Happy Steve

Innovation and Learning

Start with clarity of intent.

Now build it out with an evocative vision. Improvise progress by tinkering: with lots of trial and lots of error. The not knowing is the best bit: the mysteries the surprises, and from time to time the windfalls! 

Hello there, I'm Steve Collis! 

Click on "contact", won't you, and wave right back at me?

Self, Work, People, Change, Space

Last term, in the process of pulling together the 'Effectiveness' training day, I decided that thriving as a teacher boils down to these five elements, and in each of the five we face dilemmas and contradictions. In each of the five there is insight and clarity to be had: a path forward through the forest. 


Below is a brain dump on them. I hope it sparks your own thinking. You might use the 5 headings as a way of gathering your own observations, insights and curiosity.


Oh and please if you're local to Sydney, come hang out with me on June 9 and we can explore them together!


Self


Almost every challenge is a self-challenge. Our biggest limitations are our self limitations. Our self-conceptions, self-knowledge, self-acceptance, self-love, and so on, set the upper limit on all other development. For instance if a colleague or student really gets under your skin, the problem isn't with them, but with you. It simply gets projected outward onto what you perceive as reality. 

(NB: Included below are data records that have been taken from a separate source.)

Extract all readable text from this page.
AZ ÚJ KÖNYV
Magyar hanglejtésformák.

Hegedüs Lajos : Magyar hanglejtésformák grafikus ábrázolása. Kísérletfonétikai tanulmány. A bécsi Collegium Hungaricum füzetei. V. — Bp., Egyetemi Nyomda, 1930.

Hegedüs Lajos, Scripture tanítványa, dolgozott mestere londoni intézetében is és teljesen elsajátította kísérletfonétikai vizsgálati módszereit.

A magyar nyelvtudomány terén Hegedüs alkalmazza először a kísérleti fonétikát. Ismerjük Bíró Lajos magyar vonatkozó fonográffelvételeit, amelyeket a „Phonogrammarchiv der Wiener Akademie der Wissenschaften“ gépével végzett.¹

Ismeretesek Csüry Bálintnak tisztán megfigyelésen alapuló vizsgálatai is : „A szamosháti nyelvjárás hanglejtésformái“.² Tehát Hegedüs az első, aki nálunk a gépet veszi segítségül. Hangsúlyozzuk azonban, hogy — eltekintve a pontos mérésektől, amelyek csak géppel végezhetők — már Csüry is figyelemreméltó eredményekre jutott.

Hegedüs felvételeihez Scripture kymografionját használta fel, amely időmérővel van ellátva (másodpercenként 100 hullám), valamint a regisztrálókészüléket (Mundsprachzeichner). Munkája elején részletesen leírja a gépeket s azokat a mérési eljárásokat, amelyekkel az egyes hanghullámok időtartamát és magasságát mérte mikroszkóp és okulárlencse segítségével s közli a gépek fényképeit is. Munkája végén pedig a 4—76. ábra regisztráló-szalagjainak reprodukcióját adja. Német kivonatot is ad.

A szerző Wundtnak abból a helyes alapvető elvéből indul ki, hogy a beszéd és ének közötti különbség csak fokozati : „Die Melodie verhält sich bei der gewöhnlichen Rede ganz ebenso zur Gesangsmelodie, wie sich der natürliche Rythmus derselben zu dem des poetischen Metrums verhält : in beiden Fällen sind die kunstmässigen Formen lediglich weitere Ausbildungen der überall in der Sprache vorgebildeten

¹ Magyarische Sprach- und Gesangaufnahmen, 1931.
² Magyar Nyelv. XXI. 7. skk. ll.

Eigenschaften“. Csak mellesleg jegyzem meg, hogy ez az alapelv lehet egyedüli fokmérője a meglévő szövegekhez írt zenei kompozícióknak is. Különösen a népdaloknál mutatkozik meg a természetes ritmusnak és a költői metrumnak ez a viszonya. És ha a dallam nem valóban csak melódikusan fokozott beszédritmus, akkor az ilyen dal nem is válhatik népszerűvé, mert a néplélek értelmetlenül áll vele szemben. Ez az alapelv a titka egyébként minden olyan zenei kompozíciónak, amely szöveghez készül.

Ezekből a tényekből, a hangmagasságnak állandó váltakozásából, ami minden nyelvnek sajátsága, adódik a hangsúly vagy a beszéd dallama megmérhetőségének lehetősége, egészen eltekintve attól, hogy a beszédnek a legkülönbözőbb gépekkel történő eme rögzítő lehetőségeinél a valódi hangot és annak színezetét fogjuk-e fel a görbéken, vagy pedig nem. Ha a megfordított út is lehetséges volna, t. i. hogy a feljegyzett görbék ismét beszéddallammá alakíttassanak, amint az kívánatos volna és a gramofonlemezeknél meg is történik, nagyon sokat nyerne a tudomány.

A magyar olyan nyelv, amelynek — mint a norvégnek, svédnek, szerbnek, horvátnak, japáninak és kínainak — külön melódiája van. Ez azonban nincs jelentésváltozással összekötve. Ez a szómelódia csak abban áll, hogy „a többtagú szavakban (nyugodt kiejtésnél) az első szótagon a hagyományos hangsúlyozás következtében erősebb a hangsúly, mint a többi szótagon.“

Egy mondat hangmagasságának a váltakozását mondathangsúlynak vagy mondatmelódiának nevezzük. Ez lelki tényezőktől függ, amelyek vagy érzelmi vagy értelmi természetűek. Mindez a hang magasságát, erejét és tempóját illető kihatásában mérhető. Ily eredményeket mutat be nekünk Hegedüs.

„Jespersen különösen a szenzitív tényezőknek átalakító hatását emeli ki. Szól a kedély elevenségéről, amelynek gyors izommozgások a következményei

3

I remember going pale with shock at a certain moment when I realised how much my 'self' was constructed by concepts of who I was that OTHER people had, and that I had then internalised and taken at face value. Rewrite the script!


Work 


You have reports due Thursday, parent-teacher night tonight, three students you have to catch in the playground, a cheque requisition form to drop off at the office, two unplanned lessons, a conversation you have to have to with a colleague, a phone call to see a dentist, a stack of marking, and then when you glance up you realise there are 30 new unread emails! This is no caricature or hyperbole, is it? In fact I could go much further without exaggeration. 


How can we thrive in the complexity and chaos of school? How can we be creative when we only get the top 5% of our 'to do list' done?


I have felt so much better since I cracked this one with the GTD methodology. Once again I recommend How to Get Things Done by David Allen. It is a life saver. Or... come to my next workshop!


People


All work is people-work, especially at school. Students are people. Colleagues are people. We convince, inspire, neglect, insult, deride, undermine, praise, negotiate with, get permission from, give permission to, equip, resource, empower, assist, mentor, damage, save and enable each other. 


Picture a school as a network, focal points around optimists, pessimists, leaders, and gate keepers. Where do you fit on this map? What are you broadcasting? What are you known for? 


A helpful tool I find is the notion of 'social currency'. What is your currency? Is it high or low? 


How can you improve your currency? How can you use it to better shape your responsibilities? How can you use it to benefit others?


Change


Well everything is changing. Society is changing. Traditional schooling is a dead duck, plain and simple. The model we grew up with, and see in films and in soap operas, is bankrupt. Schools that don't come to terms with this will not survive another 10 years. I suspect many schools will indeed go under, while new schools will be seeded with a much different charter and radically different structures.


Much resistance to change comes from the reality that we are confident experts of the old model, whereas much of the new model is still to be worked out. If a teacher has spent 5 or 10 years of their career perfecting techniques for 'getting control' of their class, they may be reluctant to embrace a model where 'control' is not even sought. 


It's not only starting from scratch, but it's going where no man has gone before. Yikes! 


But then, who said we had a choice?


Space


I repeat this like an automaton now. I think these words are original, so yes you can quote me:


"Technology mediates relationships. Space mediates relationships. Technology is space." 


Gettit? Two people in a meadow. Their proximity allows them to hear each other and have a conversation. The space mediates the relationship. If they stand further away they can't hear each other, so no conversation, so no relationship. 


Ah, but if they use technology... such as smoke signals, or a telephone, then although they are not in the same physical space they are in the same virtual space. Technology is space. Technology creates space.


Furniture is technology and is also therefore space.


How does your classroom mediate relationships? The shape of your room is technology. The furniture is technology. The layout, centres of gravity, signs and decorations, doors and windows, are technology.


And yes of course the computers and internet are also technology, and are also therefore space. Does your class move through virtual space as well as physical? Do you help your students nurture a virtual persona? Do they publish online? Do they tweet? Do they Skype? Does each have a profile page representing their current learning? Do they answer questions from other students in other schools, and ask their own questions in turn?


Very tricky one, space. Whatever we do we mustn't take it at face value, or ignore it. Every decision about the physical space of the learning environment, from chairs to the internet, is laden with meaning and implications.